Amid the frenzy over the U.S. debt ceiling extension and the financial crisis in Europe some weeks ago, I thought the odds favored a significant rebound in stock prices largely because of widespread pessimism among market participants.  With October's returns being among the highest on record, what is the mood among market participants now, and are stocks still attractive?

Not surprisingly, the sharp rebound in stock prices has lifted the mood of investors, as reflected by various sentiment surveys.  One particular indicator of market sentiment is the VIX Index of option volatility.  Low levels of the VIX indicate complacency among market participants, or even high levels of optimism.  This condition does not, however, mean that a sharp market decline in imminent.  Stock prices often have remained at high levels or risen even further when this condition has existed.

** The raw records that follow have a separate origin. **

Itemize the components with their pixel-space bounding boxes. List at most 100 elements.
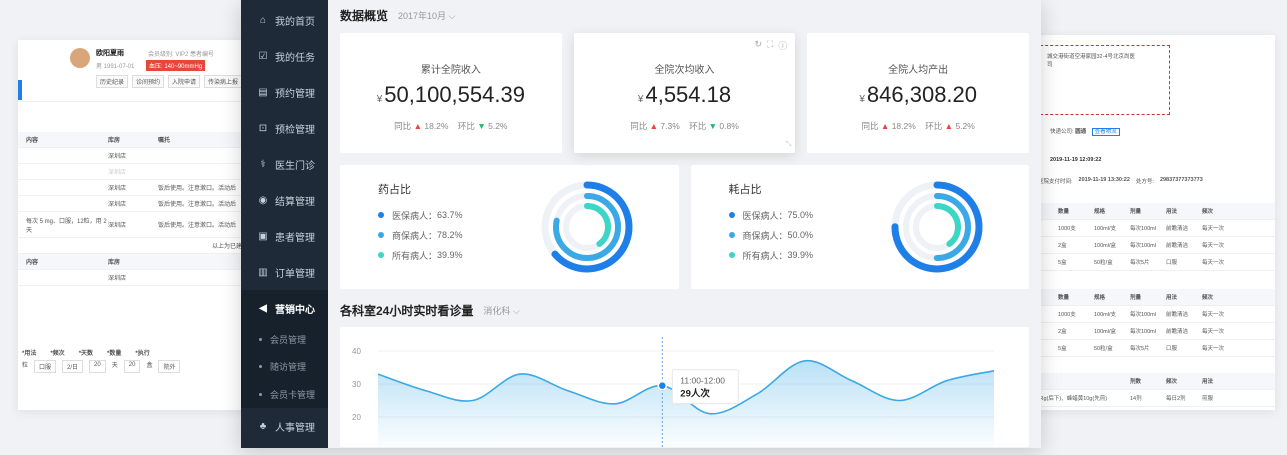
resize-handle-icon[interactable]: ⤡ [786,141,792,149]
ratio-legend: 医保病人： 63.7% 商保病人： 78.2% 所有病人： 39.9% [378,205,463,265]
consumable-ratio-card: 耗占比 医保病人： 75.0% 商保病人： 50.0% 所有病人： 39.9% [690,165,1029,289]
mom-label: 环比 [925,121,943,131]
table-row: 2盒 100ml/盒 每次100ml 前瞻清洁 每天一次 [1030,237,1275,254]
yoy-label: 同比 [630,121,648,131]
order-date: 2019-11-19 12:09:22 [1050,157,1102,163]
legend-label: 商保病人： [392,230,438,241]
sidebar-item-home[interactable]: ⌂ 我的首页 [241,2,328,38]
col-freq: 频次 [1166,379,1178,385]
legend-label: 所有病人： [742,250,788,261]
stat-value: ¥50,100,554.39 [340,82,562,108]
data-point[interactable] [657,380,668,391]
col-freq: 频次 [1202,209,1214,215]
mom-value: 5.2% [488,121,508,131]
col-dose-count: 剂数 [1130,379,1142,385]
cell: 1000支 [1058,226,1076,232]
card-toolbar: ↻ ⛶ ⓘ [754,39,787,52]
cell: 1000支 [1058,312,1076,318]
up-arrow-icon: ▲ [944,121,954,131]
sidebar-subitem-member-cards[interactable]: 会员卡管理 [241,380,328,408]
date-selector[interactable]: 2017年10月 ⌵ [398,9,455,22]
frequency-select[interactable]: 2/日 [62,360,84,373]
sidebar-item-label: 我的首页 [275,16,315,28]
execute-select[interactable]: 院外 [158,360,181,373]
address-text-2: 司 [1047,62,1053,68]
drug-table-2: 数量 规格 剂量 用法 频次 1000支 100ml/支 每次100ml 前瞻清洁 每天… [1030,289,1275,357]
sidebar-item-marketing[interactable]: ◀ 营销中心 [241,290,328,326]
refresh-icon[interactable]: ↻ [754,39,762,52]
cell: 每次100ml [1130,329,1156,335]
col-freq: 频次 [1202,295,1214,301]
mom-value: 5.2% [955,121,975,131]
sidebar-item-label: 预约管理 [275,88,315,100]
col-usage: 用法 [1166,209,1178,215]
patient-name: 欧阳夏雨 [96,50,124,57]
cell: 前瞻清洁 [1166,243,1189,249]
stat-card-avg-revenue: ↻ ⛶ ⓘ 全院次均收入 ¥4,554.18 同比 ▲ 7.3% 环比 ▼ 0.… [573,33,796,153]
sidebar-subitem-members[interactable]: 会员管理 [241,326,328,352]
sidebar-subitem-label: 会员卡管理 [270,389,316,400]
sidebar-item-settlement[interactable]: ◉ 结算管理 [241,182,328,218]
department-selector[interactable]: 消化科 ⌵ [483,304,519,317]
bullet-icon [259,337,262,341]
quantity-label: *数量 [107,351,122,357]
unit-field[interactable]: 粒 [22,360,28,373]
history-tag[interactable]: 历史纪录 [96,75,129,88]
sidebar: ⌂ 我的首页 ☑ 我的任务 ▤ 预约管理 ⊡ 预检管理 ⚕ 医生门诊 ◉ 结算管理 ▣ 患者管… [241,0,328,448]
table-note-row: 以上为已建交易 [18,238,258,254]
cell: 100ml/支 [1094,226,1117,232]
sidebar-item-clinic[interactable]: ⚕ 医生门诊 [241,146,328,182]
quantity-input[interactable]: 20 [123,360,141,373]
days-input[interactable]: 20 [89,360,106,373]
dosage-form-labels: *用法 *频次 *天数 *数量 *执行 [22,348,254,357]
table-row: 香Rg(后下)、蜂蜡黄10g(先煎) 14剂 每日2剂 煎服 [1030,390,1275,407]
sidebar-item-precheck[interactable]: ⊡ 预检管理 [241,110,328,146]
stat-number: 846,308.20 [866,82,978,107]
patient-meta: 会员级别: VIP2 患者编号 [148,52,215,58]
cell: 每天一次 [1202,243,1225,249]
sidebar-item-hr[interactable]: ♣ 人事管理 [241,408,328,444]
down-arrow-icon: ▼ [477,121,486,131]
prescription-label: 处方号: [1135,179,1154,185]
sidebar-subitem-followup[interactable]: 随访管理 [241,352,328,380]
currency-symbol: ¥ [637,94,644,105]
calendar-icon: ▤ [258,86,268,98]
cell-store: 深圳店 [108,154,127,160]
sidebar-subitem-label: 会员管理 [270,334,307,345]
legend-label: 所有病人： [392,250,438,261]
legend-item: 所有病人： 39.9% [728,245,813,265]
table-header: 剂数 频次 用法 [1030,373,1275,390]
stat-cards: 累计全院收入 ¥50,100,554.39 同比 ▲ 18.2% 环比 ▼ 5.… [340,33,1030,153]
sidebar-item-orders[interactable]: ▥ 订单管理 [241,254,328,290]
ratio-cards: 药占比 医保病人： 63.7% 商保病人： 78.2% 所有病人： 39.9% 耗占比… [340,165,1029,289]
y-tick-label: 40 [352,347,361,356]
sidebar-item-appointments[interactable]: ▤ 预约管理 [241,74,328,110]
legend-item: 所有病人： 39.9% [378,245,463,265]
legend-label: 商保病人： [742,230,788,241]
usage-select[interactable]: 口服 [34,360,57,373]
address-box: 城交港街道空港家园32-4号北京尚医 司 [1040,45,1170,115]
cell-store: 深圳店 [108,276,127,282]
fullscreen-icon[interactable]: ⛶ [767,39,773,52]
legend-value: 39.9% [437,250,463,260]
stat-label: 累计全院收入 [420,65,481,76]
sidebar-item-label: 医生门诊 [275,160,315,172]
home-icon: ⌂ [259,14,267,26]
legend-dot-icon [728,232,735,238]
view-logistics-button[interactable]: 查看物流 [1091,128,1120,136]
info-icon[interactable]: ⓘ [778,39,787,52]
shipping-company: 圆通 [1075,129,1087,135]
cell: 每次5片 [1130,260,1150,266]
sidebar-item-patients[interactable]: ▣ 患者管理 [241,218,328,254]
sidebar-item-tasks[interactable]: ☑ 我的任务 [241,38,328,74]
cell: 50粒/盒 [1094,346,1113,352]
legend-value: 50.0% [787,230,814,240]
sidebar-item-label: 订单管理 [275,268,315,280]
page-title: 数据概览 [340,8,389,23]
admission-tag[interactable]: 入院申请 [168,75,201,88]
yoy-value: 7.3% [660,121,680,131]
appointment-tag[interactable]: 诊间预约 [132,75,165,88]
report-tag[interactable]: 传染病上报 [204,75,243,88]
tooltip-time: 11:00-12:00 [680,376,725,386]
background-order-panel: 城交港街道空港家园32-4号北京尚医 司 快递公司: 圆通 查看物流 2019-… [1030,35,1275,410]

The converse has a much better predictive record.  When the VIX Index is at high levels, it indicates high levels of fear, and such periods tend to be followed by a sharp rebound in stock prices.  Specifically, when the VIX is above 28.5, the annualized return on stocks has been 39% on the S & P 500 going back to 1996.  August was a good example, as the VIX was above 40.  A sharp rebound in stock prices followed.   When the VIX is below 28.5, the return on the S & P has been negative (excluding dividends).  Today the VIX is at 29, right on the cusp.

For this and other reasons, I am neutral on stocks at current levels and recommend holding significant cash (outright or in high-yield bonds) in order to have ample resources for the next significant decline in stock prices.